Thermal Resistance Calculator
Enter a layer's thickness, the material's thermal conductivity, and the area to get the conductive thermal resistance in kelvin per watt — and see why thicker, low-conductivity layers insulate best.
Resistance of the whole layer
Enter thickness, conductivity, and area and the calculator returns the conductive thermal resistance R = L ÷ (k × A) in K/W for the whole component.
Use SI units
Thickness in metres, conductivity in W/(m·K), and area in square metres give the resistance in K/W — convert millimetres to metres before you start.

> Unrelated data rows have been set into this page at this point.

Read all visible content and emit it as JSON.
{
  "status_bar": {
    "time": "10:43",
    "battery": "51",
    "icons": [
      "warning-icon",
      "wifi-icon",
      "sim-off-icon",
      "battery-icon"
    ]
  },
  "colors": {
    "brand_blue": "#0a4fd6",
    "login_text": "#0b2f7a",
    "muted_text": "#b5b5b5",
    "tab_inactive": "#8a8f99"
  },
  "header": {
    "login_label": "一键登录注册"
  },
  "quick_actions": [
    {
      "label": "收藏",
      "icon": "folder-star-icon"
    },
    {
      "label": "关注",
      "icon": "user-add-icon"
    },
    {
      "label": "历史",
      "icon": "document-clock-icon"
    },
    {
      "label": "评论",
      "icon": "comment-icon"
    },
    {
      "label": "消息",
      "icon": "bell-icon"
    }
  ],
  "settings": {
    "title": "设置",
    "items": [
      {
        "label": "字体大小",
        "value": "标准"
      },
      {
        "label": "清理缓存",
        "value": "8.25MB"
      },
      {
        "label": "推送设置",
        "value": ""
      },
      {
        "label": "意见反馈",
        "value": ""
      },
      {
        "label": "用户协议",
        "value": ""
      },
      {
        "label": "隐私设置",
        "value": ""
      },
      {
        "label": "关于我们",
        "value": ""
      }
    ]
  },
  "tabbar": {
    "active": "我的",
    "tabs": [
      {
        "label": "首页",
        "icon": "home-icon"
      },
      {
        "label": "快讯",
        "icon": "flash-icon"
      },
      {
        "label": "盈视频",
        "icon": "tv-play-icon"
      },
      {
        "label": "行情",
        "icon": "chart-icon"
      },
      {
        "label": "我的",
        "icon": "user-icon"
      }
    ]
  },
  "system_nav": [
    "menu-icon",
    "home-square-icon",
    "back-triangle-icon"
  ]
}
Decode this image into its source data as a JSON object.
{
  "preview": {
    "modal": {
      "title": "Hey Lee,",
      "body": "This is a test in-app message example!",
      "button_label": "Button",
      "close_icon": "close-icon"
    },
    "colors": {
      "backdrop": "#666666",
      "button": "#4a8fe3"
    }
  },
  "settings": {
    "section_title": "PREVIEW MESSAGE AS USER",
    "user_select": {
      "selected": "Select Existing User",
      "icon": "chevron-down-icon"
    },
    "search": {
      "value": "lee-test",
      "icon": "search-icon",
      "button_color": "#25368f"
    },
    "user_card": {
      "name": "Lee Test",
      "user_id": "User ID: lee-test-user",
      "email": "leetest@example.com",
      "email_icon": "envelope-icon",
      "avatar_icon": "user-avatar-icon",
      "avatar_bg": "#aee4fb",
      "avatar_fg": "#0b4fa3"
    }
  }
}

What is thermal resistance?
How strongly a layer opposes heat flow
Thermal resistance is a measure of how strongly a material or layer opposes the flow of heat passing through it. The thermal resistance calculator turns three measurements — the thickness of the layer in metres, the material's thermal conductivity in watts per metre-kelvin, and the cross-sectional area in square metres — into a single figure in kelvin per watt. The higher that figure, the better the layer insulates: it is the number behind how warm a wall keeps a room, how well a window holds back the cold, and how slowly a cooler lets heat leak in.
Enter a thickness in metres, a thermal conductivity in W/(m·K), and an area in square metres to get the thermal resistance in K/W instantly.
The conductive thermal resistance of a flat layer is its thickness divided by the product of the material's thermal conductivity and the area through which heat flows.
R = L ÷ (k × A)Thickness sits on top of the fraction, so a thicker layer resists heat more, while conductivity and area sit underneath, so a more conductive material or a larger surface lowers the resistance. Keep thickness in metres, conductivity in W/(m·K), and area in square metres and the resistance comes back in kelvin per watt.
Suppose you have an insulation panel 0.1 m (100 mm) thick, made from a material with a thermal conductivity of 0.04 W/(m·K), covering an area of 10 m².
Multiply conductivity by area
0.04 × 10 = 0.4 — the conductance of the layer per unit thickness.
Divide the thickness by that product
0.1 ÷ 0.4 = 0.25 — thickness over conductance.
Read the result
R = 0.25 K/W — it takes a 0.25 K temperature difference to drive one watt of heat through the panel.
The formula is exact for steady-state conduction, but a few practical points are worth keeping in mind.
Conduction only, steady state, consistent units
This calculator gives the conductive thermal resistance of a single uniform layer once temperatures have settled. It does not include the surface (convective and radiative) resistances at the faces of the layer, nor heat carried by air leaks or moisture, and it assumes the material conducts heat evenly. Keep your units consistent — metres, W/(m·K), and square metres — or the kelvin per watt will be wrong: convert millimetres to metres by dividing by 1000 before you enter the thickness.